--- /dev/null
+#+TITLE: Fixing a Twenty Six Years Old Emacs Bug
+#+SUBTITLE: They got it backward those days...
+#+DESCRIPTION: Post by Eshel Yaron about Fixing a Twenty Six Years Old Emacs Bug
+#+KEYWORDS: emacs
+#+DATE: 2024-02-10
+
+@@html:<div class="metadata">@@Created on [{{{date}}}], last updated [{{{modification-time(%Y-%m-%d, t)}}}]@@html:</div>@@
+
+A couple of weeks ago, an interesting bug report landed on the [[note:emacs][Emacs]]
+bug tracker:
+
+#+begin_quote
+Subject: bug#68762: 30.0.50; thing-at-point for an e-mail adress stops at "."
+
+When I use (thing-at-point 'email) and point is on an e-mail address
+like my.name@website.com, thing-at-point only gets name@website.com
+and loses the first part before the "." character.
+
+This happens after I upgraded from 29.1 to emacs 30.0.50.
+#+end_quote
+
+The reason this is a great bug report is that it's easy to reproduce
+right there in the buffer showing the bug report itself. Namely,
+since I was reading this inside Emacs, this was as simple as placing
+the cursor right before where it says ~(thing-at-point 'email)~,
+hitting ~C-M-k~ to "kill" (copy) the whole expression, then ~C-s name~
+to place the cursor in the middle of ~my.name@website.com~, and lastly
+~M-: C-y RET~ to evaluate the expression. That's it. You see the
+return value ~name@website.com~, instead of the expected
+~my.name@website.com~, and that makes the issue apparent on the spot.
+
+The ~thing-at-point~ function does just what it says on the tin: you
+specify a "thing" you're looking for, and the function searches for
+that thing around your cursor (point). This function has different
+methods for finding different "things". For ~email~, it uses regular
+expression matching. In particular, it uses this regular expression:
+
+#+begin_src emacs-lisp
+ (defvar thing-at-point-email-regexp
+ "<?[-+_~a-zA-Z0-9/][-+_.~:a-zA-Z0-9/]*@[-a-zA-Z0-9]+[-.a-zA-Z0-9]*>?"

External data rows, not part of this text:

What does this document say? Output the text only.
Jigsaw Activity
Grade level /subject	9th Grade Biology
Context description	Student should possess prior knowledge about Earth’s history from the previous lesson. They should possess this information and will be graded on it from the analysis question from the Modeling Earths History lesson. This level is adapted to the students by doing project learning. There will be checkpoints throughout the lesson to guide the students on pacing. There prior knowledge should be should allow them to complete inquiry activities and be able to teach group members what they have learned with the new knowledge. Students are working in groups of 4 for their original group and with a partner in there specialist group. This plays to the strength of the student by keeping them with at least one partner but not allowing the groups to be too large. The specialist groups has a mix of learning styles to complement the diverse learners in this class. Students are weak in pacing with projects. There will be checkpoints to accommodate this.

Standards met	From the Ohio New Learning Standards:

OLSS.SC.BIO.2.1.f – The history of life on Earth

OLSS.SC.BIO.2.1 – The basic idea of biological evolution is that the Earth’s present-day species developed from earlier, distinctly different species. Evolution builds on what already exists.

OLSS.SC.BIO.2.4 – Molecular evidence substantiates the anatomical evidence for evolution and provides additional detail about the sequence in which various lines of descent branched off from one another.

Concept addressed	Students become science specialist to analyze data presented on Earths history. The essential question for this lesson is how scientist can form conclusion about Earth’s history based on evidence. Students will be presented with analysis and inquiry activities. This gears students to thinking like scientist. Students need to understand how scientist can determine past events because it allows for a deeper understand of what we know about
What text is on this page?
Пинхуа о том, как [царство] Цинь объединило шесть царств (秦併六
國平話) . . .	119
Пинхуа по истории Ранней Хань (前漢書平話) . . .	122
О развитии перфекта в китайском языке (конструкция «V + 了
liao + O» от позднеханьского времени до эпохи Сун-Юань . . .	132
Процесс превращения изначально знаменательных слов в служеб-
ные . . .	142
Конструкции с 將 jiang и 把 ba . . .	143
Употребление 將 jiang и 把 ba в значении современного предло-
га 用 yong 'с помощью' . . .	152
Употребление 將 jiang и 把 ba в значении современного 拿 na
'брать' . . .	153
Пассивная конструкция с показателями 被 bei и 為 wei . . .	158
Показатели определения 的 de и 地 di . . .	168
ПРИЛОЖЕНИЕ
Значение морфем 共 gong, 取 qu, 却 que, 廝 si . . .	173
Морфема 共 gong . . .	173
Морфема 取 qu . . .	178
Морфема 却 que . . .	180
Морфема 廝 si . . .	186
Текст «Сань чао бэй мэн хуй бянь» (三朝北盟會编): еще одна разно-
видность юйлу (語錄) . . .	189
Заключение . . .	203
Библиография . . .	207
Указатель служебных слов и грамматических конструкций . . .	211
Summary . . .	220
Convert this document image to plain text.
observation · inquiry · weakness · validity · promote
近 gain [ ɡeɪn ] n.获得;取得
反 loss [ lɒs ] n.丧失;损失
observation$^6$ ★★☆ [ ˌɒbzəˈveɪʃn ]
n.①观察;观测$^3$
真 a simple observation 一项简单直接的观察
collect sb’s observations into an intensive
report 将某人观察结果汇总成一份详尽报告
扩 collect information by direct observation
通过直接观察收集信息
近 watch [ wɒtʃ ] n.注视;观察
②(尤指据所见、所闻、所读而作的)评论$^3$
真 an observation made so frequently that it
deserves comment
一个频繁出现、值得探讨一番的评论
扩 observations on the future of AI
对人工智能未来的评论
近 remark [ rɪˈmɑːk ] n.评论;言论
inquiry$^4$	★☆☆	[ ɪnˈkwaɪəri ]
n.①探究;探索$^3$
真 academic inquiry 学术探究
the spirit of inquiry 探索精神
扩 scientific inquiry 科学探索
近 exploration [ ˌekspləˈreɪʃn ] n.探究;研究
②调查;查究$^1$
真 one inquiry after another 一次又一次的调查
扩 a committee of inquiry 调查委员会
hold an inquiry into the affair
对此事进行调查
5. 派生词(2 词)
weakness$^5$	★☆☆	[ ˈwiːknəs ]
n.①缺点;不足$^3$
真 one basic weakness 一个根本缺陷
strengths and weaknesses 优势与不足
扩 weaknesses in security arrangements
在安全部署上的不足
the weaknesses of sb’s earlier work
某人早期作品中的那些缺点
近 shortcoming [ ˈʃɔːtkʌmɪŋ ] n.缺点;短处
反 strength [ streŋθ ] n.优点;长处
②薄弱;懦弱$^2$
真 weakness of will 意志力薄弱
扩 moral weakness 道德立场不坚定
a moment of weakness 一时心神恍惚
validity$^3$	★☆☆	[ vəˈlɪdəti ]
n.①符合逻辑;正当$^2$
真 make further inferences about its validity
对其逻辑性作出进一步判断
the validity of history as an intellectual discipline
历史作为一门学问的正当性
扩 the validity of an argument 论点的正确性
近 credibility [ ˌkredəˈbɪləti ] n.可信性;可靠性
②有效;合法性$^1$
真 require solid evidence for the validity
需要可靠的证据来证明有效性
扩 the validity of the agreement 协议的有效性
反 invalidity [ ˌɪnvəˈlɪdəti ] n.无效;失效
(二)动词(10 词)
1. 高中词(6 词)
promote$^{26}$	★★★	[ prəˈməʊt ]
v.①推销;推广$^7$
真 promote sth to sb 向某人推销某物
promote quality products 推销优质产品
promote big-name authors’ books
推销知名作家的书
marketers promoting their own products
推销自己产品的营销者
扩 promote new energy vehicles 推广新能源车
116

+ "A regular expression probably matching an email address.
+ This does not match the real name portion, only the address, optionally
+ with angle brackets.")
+#+end_src
+
+This is slightly daunting at first look, but actually the regular
+expression itself is fine. Well, in general, trying to match email
+addresses with a regular expression is asking for troubles, really.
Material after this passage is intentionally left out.